Он и так не раз уже задумывался о том, как подействует на душу Эммы столкновение с новой наукой. Она незыблемо веровала в апокалипсис. Признаться ли ей в своих сомнениях? Он обратился к отцу, который слыл в округе врачевателем недугов не только телесных, но и душевных, в особенности когда души бывали женские.

«Отец, — писал он после многих лет супружеской жизни, — советовал мне тщательно скрывать мои сомнения, ибо знавал, по его словам, случаи, когда подобные вещи оборачивались очень плачевно для супругов. Все идет хорошо, покуда у жены или мужа не расстроится здоровье, а там женщина порой начинает терзаться страхами о спасении души супруга, причиняя этим страдания ему самому».

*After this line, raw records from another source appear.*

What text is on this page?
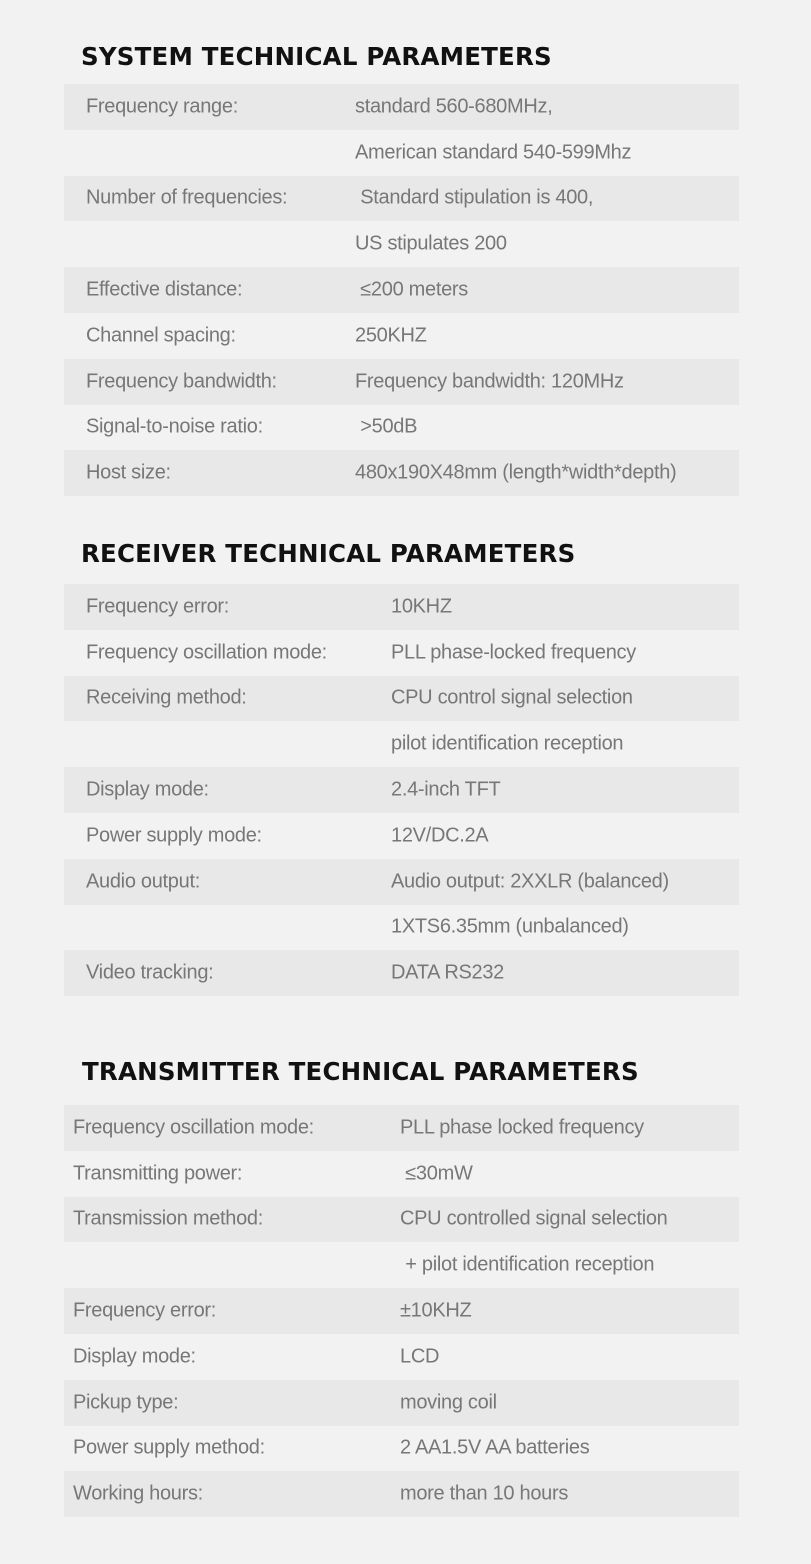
SYSTEM TECHNICAL PARAMETERS
Frequency range:	standard 560-680MHz,
American standard 540-599Mhz
Number of frequencies:	Standard stipulation is 400,
US stipulates 200
Effective distance:	≤200 meters
Channel spacing:	250KHZ
Frequency bandwidth:	Frequency bandwidth: 120MHz
Signal-to-noise ratio:	>50dB
Host size:	480x190X48mm (length*width*depth)
RECEIVER TECHNICAL PARAMETERS
Frequency error:	10KHZ
Frequency oscillation mode:	PLL phase-locked frequency
Receiving method:	CPU control signal selection
pilot identification reception
Display mode:	2.4-inch TFT
Power supply mode:	12V/DC.2A
Audio output:	Audio output: 2XXLR (balanced)
1XTS6.35mm (unbalanced)
Video tracking:	DATA RS232
TRANSMITTER TECHNICAL PARAMETERS
Frequency oscillation mode:	PLL phase locked frequency
Transmitting power:	≤30mW
Transmission method:	CPU controlled signal selection
+ pilot identification reception
Frequency error:	±10KHZ
Display mode:	LCD
Pickup type:	moving coil
Power supply method:	2 AA1.5V AA batteries
Working hours:	more than 10 hours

Очевидно, он послушался родительского совета. Правда, спустя несколько лет он был принужден во имя науки время от времени делать тайное достаточно явным.

Занятый по горло своими коллекциями, «Дневником», хлопотами о доме и устройством житейских дел, Чарлз обнаружил, что ни о чем, кроме Эммы, долго думать не способен, но даже это ему по разным причинам делать не удавалось. «Что может сказать человек, который целое утро сидит и строчит про сов и ястребов, потом выскакивает из дому и, как потерянный, блуждает по улицам, высматривая заветные слова „Сдается внаем“? А затем, когда стало ясно, что сказать он может очень немало и уже не одна страница изведена на то, чтобы это сказать, умиротворенно заключает: „Как досадно тесна бумага, душенька моя Эмма“».

Эмма хвасталась тетке Джесси, какое у нее богатое приданое, и уверяла дядю Сисмонди, что будет часто привозить Чарлза в Швейцарию, но это после, а сейчас он слишком занят. Вышло так, что он всегда был слишком занят или нездоров — он так и не доехал до Швейцарии.